The boy who took these pictures wanted to be seen as someone who saw the world differently. He wanted the mystique of the artist who walks the forgotten paths, who carries a camera like a key to a secret world. He wanted his perspective to be considered unique, valuable.
This identity didn't die; it was assimilated. I still love photography, but my subjects have changed. I no longer hunt for performative decay. I take pictures of my daughter laughing, of the specific way light hits the kitchen table in the morning, of my wife’s hand resting on a book. I stopped trying to find beauty and started learning to notice it when it was already there. This gallery wasn't a failure; it was a clumsy apprenticeship.
The Curator’s Note
I spent two hours in the museum that afternoon, moving from one ghostly version of myself to the next. I found the half-finished screenplay for a painfully derivative sci-fi film. I unearthed the business plan for a web design company that was doomed from the start. I even found a folder of earnest, terribly formatted poetry.
Each folder I opened was a fresh wave of embarrassment, followed by a slow, rising tide of understanding. My first instinct was to drag it all to the recycle bin. To delete the evidence. To pretend these people, these clumsy, ambitious, misguided boys, never existed.
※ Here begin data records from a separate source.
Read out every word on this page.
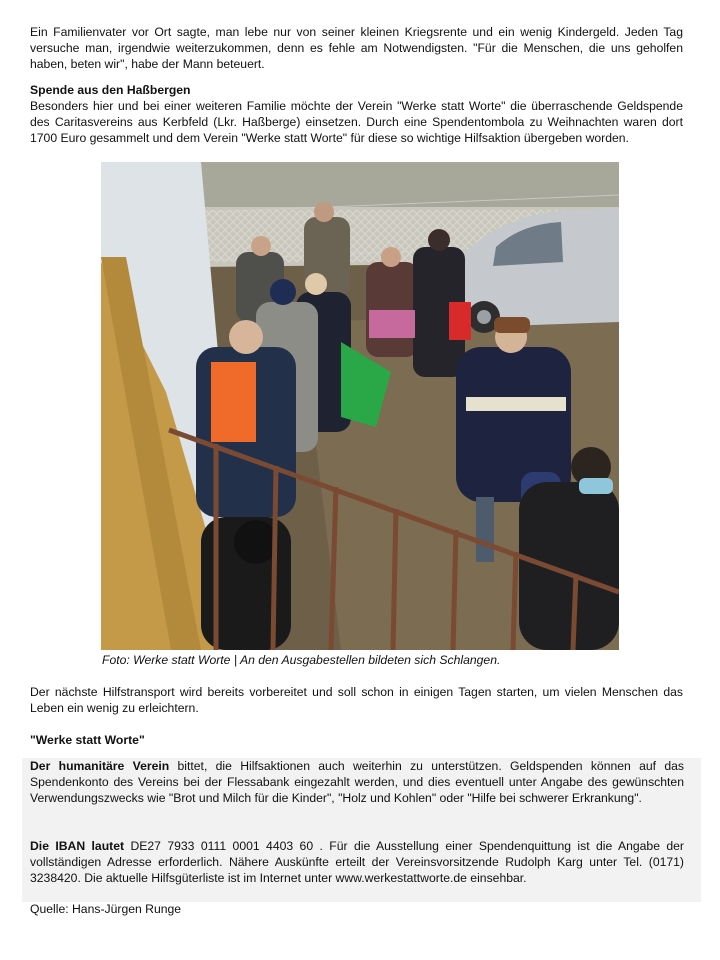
Ein Familienvater vor Ort sagte, man lebe nur von seiner kleinen Kriegsrente und ein wenig Kindergeld. Jeden Tag versuche man, irgendwie weiterzukommen, denn es fehle am Notwendigsten. "Für die Menschen, die uns geholfen haben, beten wir", habe der Mann beteuert.

Spende aus den Haßbergen

Besonders hier und bei einer weiteren Familie möchte der Verein "Werke statt Worte" die überraschende Geldspende des Caritasvereins aus Kerbfeld (Lkr. Haßberge) einsetzen. Durch eine Spendentombola zu Weihnachten waren dort 1700 Euro gesammelt und dem Verein "Werke statt Worte" für diese so wichtige Hilfsaktion übergeben worden.

Foto: Werke statt Worte | An den Ausgabestellen bildeten sich Schlangen.

Der nächste Hilfstransport wird bereits vorbereitet und soll schon in einigen Tagen starten, um vielen Menschen das Leben ein wenig zu erleichtern.

"Werke statt Worte"

Der humanitäre Verein bittet, die Hilfsaktionen auch weiterhin zu unterstützen. Geldspenden können auf das Spendenkonto des Vereins bei der Flessabank eingezahlt werden, und dies eventuell unter Angabe des gewünschten Verwendungszwecks wie "Brot und Milch für die Kinder", "Holz und Kohlen" oder "Hilfe bei schwerer Erkrankung".

Die IBAN lautet DE27 7933 0111 0001 4403 60 . Für die Ausstellung einer Spendenquittung ist die Angabe der vollständigen Adresse erforderlich. Nähere Auskünfte erteilt der Vereinsvorsitzende Rudolph Karg unter Tel. (0171) 3238420. Die aktuelle Hilfsgüterliste ist im Internet unter www.werkestattworte.de einsehbar.

Quelle: Hans-Jürgen Runge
Who wouldn't want to curate their own history, keeping only the flattering portraits and burying the awkward sketches?
But I couldn't do it.
Because they aren’t separate people. They are all me. The novelist who couldn’t finish a chapter taught me the value of structure and the hard reality of discipline. The musician who couldn’t hit the high notes taught me that vulnerability is the bedrock of connection. The photographer who chased clichés taught me the difference between looking and truly seeing.
These weren't failed identities. They were experiments. They were costumes I tried on to see how they fit, only to find the shoulders too broad or the sleeves too short. And in the discarding, I learned something about my own shape. We think of our lives as a single, linear path, but looking at this old hard drive, I see that it’s more like a sprawling delta. A hundred tiny streams of possibility branched off, and most of them ran dry. But they all flowed from the same source, and they all, in their own way, carved the landscape of the person I am today.
I am not a novelist, or a rock star, or a famous photographer. But I am a person who tries to tell true stories, who isn’t afraid of a little noise, and who pays attention to the light. The sum of these ghosts is a living man.
I moved the cursor to the top right of the screen. I didn’t delete anything. I just closed the folder, shut down the computer, and listened as the old machine groaned one last time before falling silent. The museum was closed for the day, its exhibits safe, its curator finally at peace with his collection.